Once the process is complete, they can generate a GIF showing all image versions from start to finish. The final image can also be described using a combination of preset and custom questions, creating a short presentation-ready text. In addition, the system extracts the dominant colors and creates a color wheel, useful for repeating the visual atmosphere in future designs. All results can be downloaded as a complete presentation package.

The UI is intentionally minimal, presented in a vertical layout with a step-by-step process:

  1. Instructions First: Learn what to expect and how it works.
  2. Upload Your Image: Choose a room or try one of our examples.
  3. Pick a Style: Verner or Lumon. The extremes.
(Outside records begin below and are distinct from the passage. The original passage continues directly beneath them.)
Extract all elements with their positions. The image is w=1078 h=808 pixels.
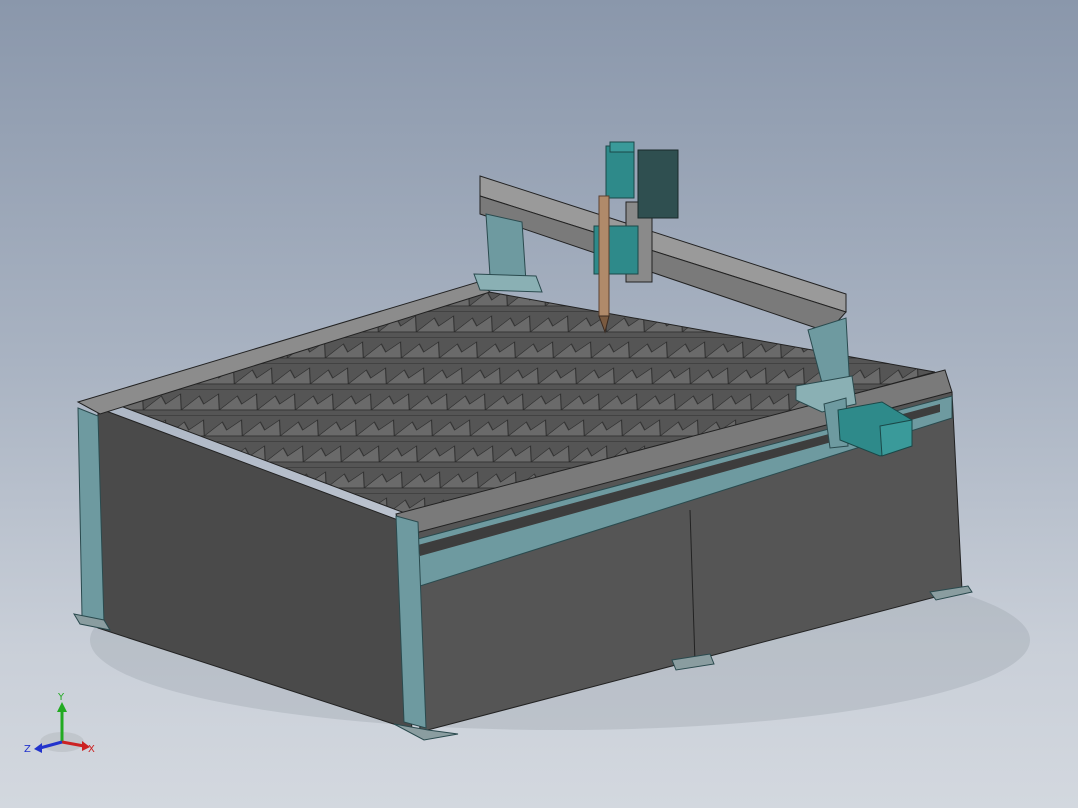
z-axis-motor	[605, 145, 635, 199]
x-axis-label: X	[88, 744, 95, 755]
y-axis-label: Y	[57, 692, 65, 703]
graphics-viewport[interactable]: Y X Z	[0, 0, 1078, 808]
gantry-leg-left	[485, 213, 527, 283]
plasma-torch	[598, 195, 610, 317]
gantry-carriage-left	[473, 273, 543, 293]
x-axis-motor	[637, 149, 679, 219]
coordinate-triad: Y X Z	[24, 692, 95, 755]
z-axis-head-icon	[34, 743, 42, 753]
z-axis-motor-cap	[609, 141, 635, 153]
cad-model-view[interactable]	[0, 0, 1078, 808]
z-axis-label: Z	[24, 744, 31, 755]
y-axis-head-icon	[57, 702, 67, 712]
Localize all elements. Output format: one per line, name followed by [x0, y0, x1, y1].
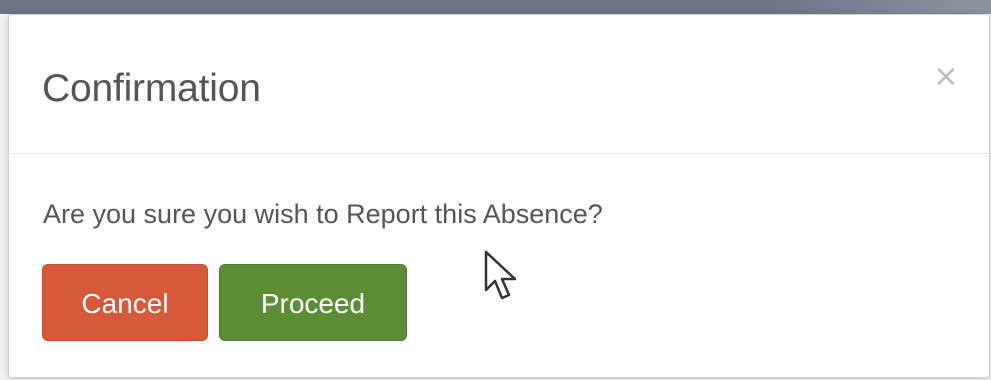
- confirmation-message: Are you sure you wish to Report this Abs…: [43, 199, 603, 229]
- confirmation-dialog: Confirmation × Are you sure you wish to …: [8, 14, 990, 378]
- page-backdrop: [0, 0, 991, 14]
- mouse-pointer-icon: [484, 250, 517, 300]
- dialog-header: Confirmation ×: [9, 15, 989, 154]
- close-icon[interactable]: ×: [931, 59, 961, 95]
- dialog-title: Confirmation: [42, 67, 261, 110]
- proceed-button[interactable]: Proceed: [219, 264, 407, 341]
- cancel-button[interactable]: Cancel: [42, 264, 208, 341]
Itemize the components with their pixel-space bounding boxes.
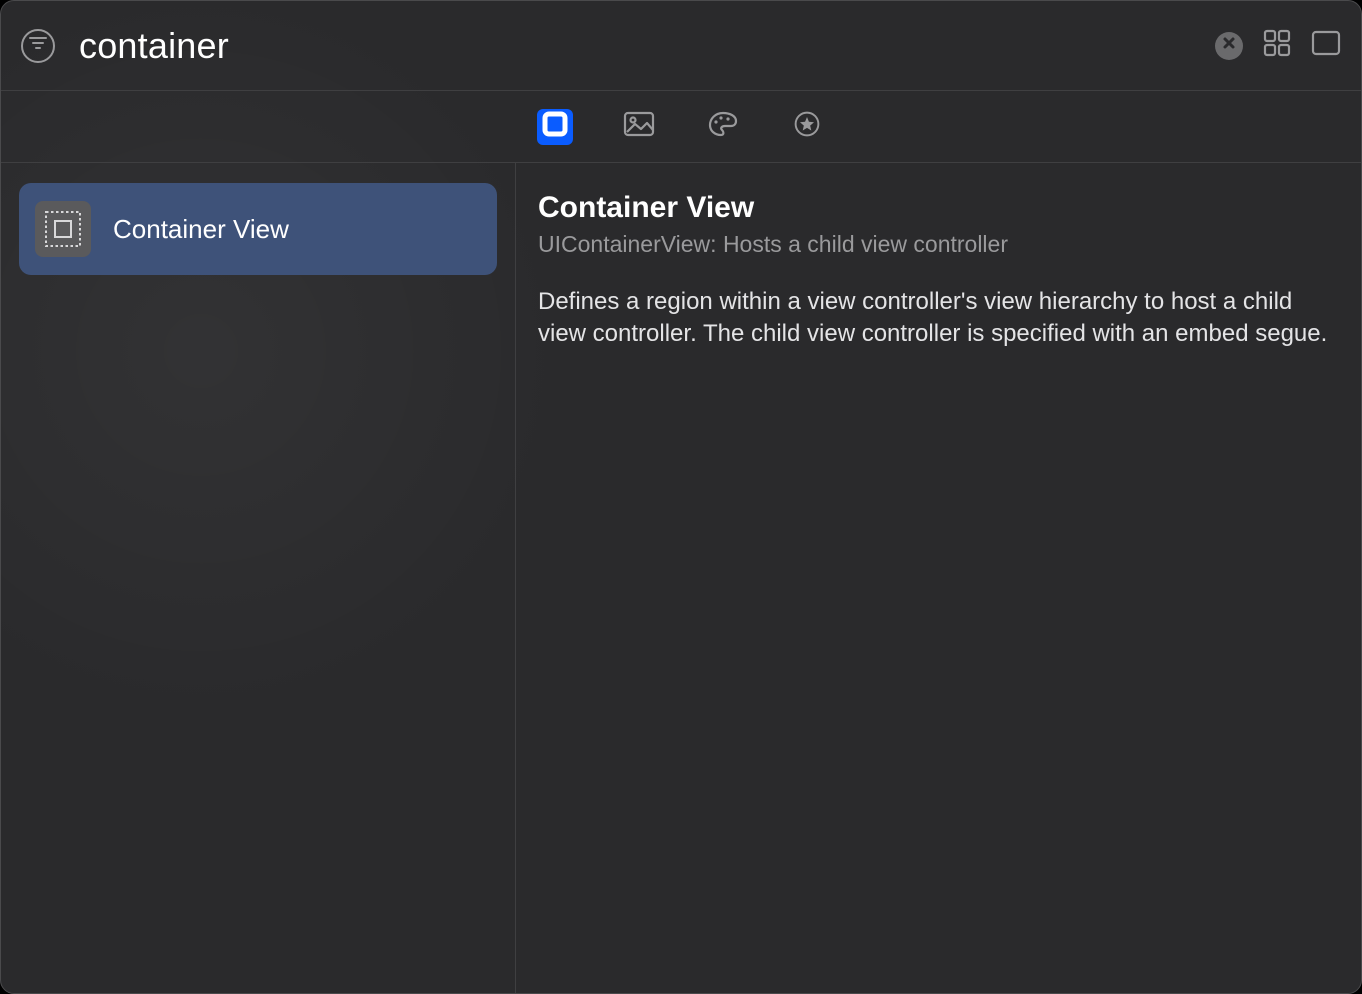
- detail-description: Defines a region within a view controlle…: [538, 286, 1331, 350]
- search-input[interactable]: [55, 25, 1215, 67]
- detail-panel: Container View UIContainerView: Hosts a …: [516, 163, 1361, 993]
- filter-button[interactable]: [21, 29, 55, 63]
- category-bar: [1, 91, 1361, 163]
- header: [1, 1, 1361, 91]
- header-actions: [1215, 29, 1341, 62]
- container-view-icon: [35, 201, 91, 257]
- list-item[interactable]: Container View: [19, 183, 497, 275]
- category-snippets[interactable]: [789, 109, 825, 145]
- close-icon: [1222, 36, 1236, 55]
- category-objects[interactable]: [537, 109, 573, 145]
- detail-panel-toggle[interactable]: [1311, 30, 1341, 61]
- panel-icon: [1311, 30, 1341, 61]
- palette-icon: [707, 110, 739, 143]
- grid-icon: [1263, 29, 1291, 62]
- clear-search-button[interactable]: [1215, 32, 1243, 60]
- detail-subtitle: UIContainerView: Hosts a child view cont…: [538, 231, 1331, 258]
- grid-view-button[interactable]: [1263, 29, 1291, 62]
- body: Container View Container View UIContaine…: [1, 163, 1361, 993]
- results-sidebar: Container View: [1, 163, 516, 993]
- objects-icon: [539, 110, 571, 143]
- object-library-window: Container View Container View UIContaine…: [0, 0, 1362, 994]
- detail-title: Container View: [538, 191, 1331, 225]
- image-icon: [623, 110, 655, 143]
- category-color[interactable]: [705, 109, 741, 145]
- star-icon: [791, 110, 823, 143]
- list-item-label: Container View: [113, 214, 289, 245]
- filter-icon: [29, 36, 47, 55]
- category-media[interactable]: [621, 109, 657, 145]
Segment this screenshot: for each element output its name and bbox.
No compromises.
  4. Add a Prompt: “A cozy meditation pod,” “Boardroom in a 70s nightclub,” etc.
  5. Adjust Settings: Inference Steps, Guidance Scale, ControlNet Scale, Palette Clusters, Gif Frame(m/s) – tune it to taste.
  6. Generate: Watch your input transform across several iterations.

Each generation outputs:

  • A color palette wheel (with exact RGB/hex values)
  • LLM commentary on atmosphere, color psychology analysis and materiality
  • A GIF showing the transformation across iterations
  • Download package containing all outputs and metadata

04 – Why This App Exists (and Maybe Shouldn’t)

Let’s be honest: this isn’t a practical interior design tool. No real-life client is going to say, “Give me Panton with a splash of Lumon.” But this is a tool for thinking through aesthetics by exaggerating them.

We often default to safe visual choices. This app asks: what happens when you go to the furthest ends of the aesthetic spectrum? It’s about design extremes, experimental ideas, and a healthy amount of chaos.

Panton vs Lumon started as an aesthetics quesion, turned into a technical challenge, and ended as a commentary on taste, extremism, and the plasticity of space in the age of generative design.

This app isn’t meant to be practical. It’s meant to provoke, inspire, and maybe confuse you a little. It’s a creative tool disguised as a thought experiment – or maybe the other way around.

It probably shouldn’t exist.
But it does.
And it works.
And somehow, that’s exactly the point.